Economists predict that it will take until 2028 for living standards to return to their 2008 levels. A primary concern among voters is the challenge of the rising cost of living. In light of these factors, it takes courage for a chair, CEO, or journalist to advocate increasing UK CEO pay to match that of CEOs in the United States. For those willing to explore this topic, here are some considerations to ponder:
Business is a force for good and the prime source of solutions to many of the world’s greatest challenges: climate change, health, poverty, hunger and technology. Outstanding leadership is a vital necessity to create and develop these successful businesses.
Businesses must attract and retain top talent and offer competitive pay to thrive. However, this doesn’t necessarily entail matching USA compensation levels for the 5.6m companies in the UK, given the distinct differences between the two countries. Nonetheless, the US boasts a great business environment and is often seen as an economic success story.

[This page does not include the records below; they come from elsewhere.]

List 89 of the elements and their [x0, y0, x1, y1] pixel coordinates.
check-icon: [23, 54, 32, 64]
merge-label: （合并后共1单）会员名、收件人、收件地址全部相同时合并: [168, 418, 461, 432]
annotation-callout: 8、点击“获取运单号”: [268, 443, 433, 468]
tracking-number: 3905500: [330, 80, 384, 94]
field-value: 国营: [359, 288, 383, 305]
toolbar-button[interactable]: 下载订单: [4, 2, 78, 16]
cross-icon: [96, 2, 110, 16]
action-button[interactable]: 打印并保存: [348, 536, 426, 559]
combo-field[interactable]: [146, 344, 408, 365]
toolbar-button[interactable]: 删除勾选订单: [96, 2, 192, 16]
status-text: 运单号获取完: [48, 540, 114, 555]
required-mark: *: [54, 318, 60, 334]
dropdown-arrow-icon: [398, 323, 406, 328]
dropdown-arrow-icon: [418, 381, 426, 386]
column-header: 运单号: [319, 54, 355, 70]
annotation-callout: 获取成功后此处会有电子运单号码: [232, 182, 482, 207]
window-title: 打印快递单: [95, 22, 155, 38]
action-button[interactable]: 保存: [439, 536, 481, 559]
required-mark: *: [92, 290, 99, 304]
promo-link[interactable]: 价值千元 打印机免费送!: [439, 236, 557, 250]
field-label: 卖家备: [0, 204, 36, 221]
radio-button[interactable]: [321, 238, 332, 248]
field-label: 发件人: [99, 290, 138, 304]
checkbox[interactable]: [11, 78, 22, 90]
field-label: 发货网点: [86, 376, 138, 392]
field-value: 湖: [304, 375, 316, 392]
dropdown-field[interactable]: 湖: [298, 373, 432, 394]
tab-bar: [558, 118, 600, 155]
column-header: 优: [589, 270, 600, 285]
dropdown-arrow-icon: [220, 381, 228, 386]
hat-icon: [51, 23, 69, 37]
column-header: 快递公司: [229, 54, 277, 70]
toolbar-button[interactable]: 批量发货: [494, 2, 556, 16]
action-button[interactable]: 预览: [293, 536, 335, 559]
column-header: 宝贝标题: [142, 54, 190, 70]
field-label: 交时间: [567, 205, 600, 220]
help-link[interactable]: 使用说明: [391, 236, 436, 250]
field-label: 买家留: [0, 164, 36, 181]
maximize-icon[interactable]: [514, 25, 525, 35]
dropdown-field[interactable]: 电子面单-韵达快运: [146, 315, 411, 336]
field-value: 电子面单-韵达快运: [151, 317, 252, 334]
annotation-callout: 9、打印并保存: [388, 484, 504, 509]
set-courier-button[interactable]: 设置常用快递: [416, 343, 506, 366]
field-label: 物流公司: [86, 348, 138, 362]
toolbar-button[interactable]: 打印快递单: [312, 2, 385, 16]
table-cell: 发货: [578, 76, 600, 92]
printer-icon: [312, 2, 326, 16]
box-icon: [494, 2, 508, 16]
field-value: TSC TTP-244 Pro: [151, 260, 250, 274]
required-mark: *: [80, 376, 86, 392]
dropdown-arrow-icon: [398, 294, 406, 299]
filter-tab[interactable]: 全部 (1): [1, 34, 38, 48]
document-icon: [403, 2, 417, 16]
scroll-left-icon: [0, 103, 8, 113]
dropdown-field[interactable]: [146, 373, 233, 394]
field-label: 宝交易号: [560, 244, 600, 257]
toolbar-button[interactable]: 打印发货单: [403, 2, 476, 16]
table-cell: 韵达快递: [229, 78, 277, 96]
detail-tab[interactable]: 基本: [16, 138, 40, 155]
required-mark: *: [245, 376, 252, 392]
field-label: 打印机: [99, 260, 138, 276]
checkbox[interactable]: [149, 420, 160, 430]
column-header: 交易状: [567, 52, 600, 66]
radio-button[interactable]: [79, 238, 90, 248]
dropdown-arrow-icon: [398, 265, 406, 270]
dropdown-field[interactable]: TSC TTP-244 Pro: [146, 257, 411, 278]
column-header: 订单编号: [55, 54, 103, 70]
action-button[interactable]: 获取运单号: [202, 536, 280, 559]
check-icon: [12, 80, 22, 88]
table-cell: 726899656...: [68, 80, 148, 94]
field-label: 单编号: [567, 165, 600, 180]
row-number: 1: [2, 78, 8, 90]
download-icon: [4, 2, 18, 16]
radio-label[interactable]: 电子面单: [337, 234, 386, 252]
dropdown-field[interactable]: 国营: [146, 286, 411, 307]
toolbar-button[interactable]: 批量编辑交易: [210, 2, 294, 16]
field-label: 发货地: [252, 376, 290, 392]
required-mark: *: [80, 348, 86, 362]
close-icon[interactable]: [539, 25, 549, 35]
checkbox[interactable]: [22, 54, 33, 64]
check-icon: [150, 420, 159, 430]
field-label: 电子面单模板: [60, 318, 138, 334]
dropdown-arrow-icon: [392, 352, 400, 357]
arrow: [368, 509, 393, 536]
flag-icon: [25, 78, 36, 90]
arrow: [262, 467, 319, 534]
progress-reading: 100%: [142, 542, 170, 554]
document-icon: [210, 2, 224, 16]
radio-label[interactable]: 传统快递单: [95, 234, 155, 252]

I lived and worked in the USA for four years. It is a great place to do business and to bring up a young family. It is a thriving capitalist society (for some). It also has some of the greatest wealth inequality of any developed nation. Its compensation system is very different to the UK, especially when it comes to pensions, health care and university fees. Direct comparison of base salary alone does not provide an effective benchmark.
Notable exceptions
There may be a small subset of companies where the argument for including US pay in CEO compensation criteria is compelling. These could include companies with significant sales and investments in the US, or those with a global market presence requiring global CEO sourcing, particularly in industries such as pharmaceuticals, science and technology. However, this should not be an automatic consideration for all companies.
The arguments in support of substantially higher CEO pay in the UK often lack merit. What truly drives economic growth in the UK is private sector investment, which is influenced by factors such as political stability, infrastructure investment, adherence to the rule of law, a clear national vision, and consistent tax and industrial strategies.
As president of the CBI a few years ago, I chaired a committee of FTSE chairs, examining executive pay policy in the UK. We concluded that there is neither a need nor a justification for legislation or regulation to intervene in executive pay.
Over the past decade, there have been some notable instances where adhering to UK norms for FTSE CEO pay has been challenging, and candidates or incumbents have been lost to US companies. Conversely, there have been cases where UK-based CEOs received compensation akin to US levels, particularly when their contributions to shareholder value were undeniable. In these cases, there was widespread support for high levels of compensation and few, if any, adverse headlines.
Executive pay is a critical and strategic issue that demands careful consideration. While the challenge of aligning UK pay with that of the US has persisted for years, any steps in that direction must be mindful of the UK’s unique context.
There are 14.7m people in the UK living in poverty, including more than four million children, and many more face a genuine cost-of-living crisis. Any high-profile debate about the need for CEO pay to reach tens of millions of pounds risks portraying the business community as detached from societal concerns. Ultimately, shareholders and investors need to demonstrate sensitivity and conviction in their decisions.
Paul Drechsler CBE is the president of the Society of Chemical Industry and former CBI president.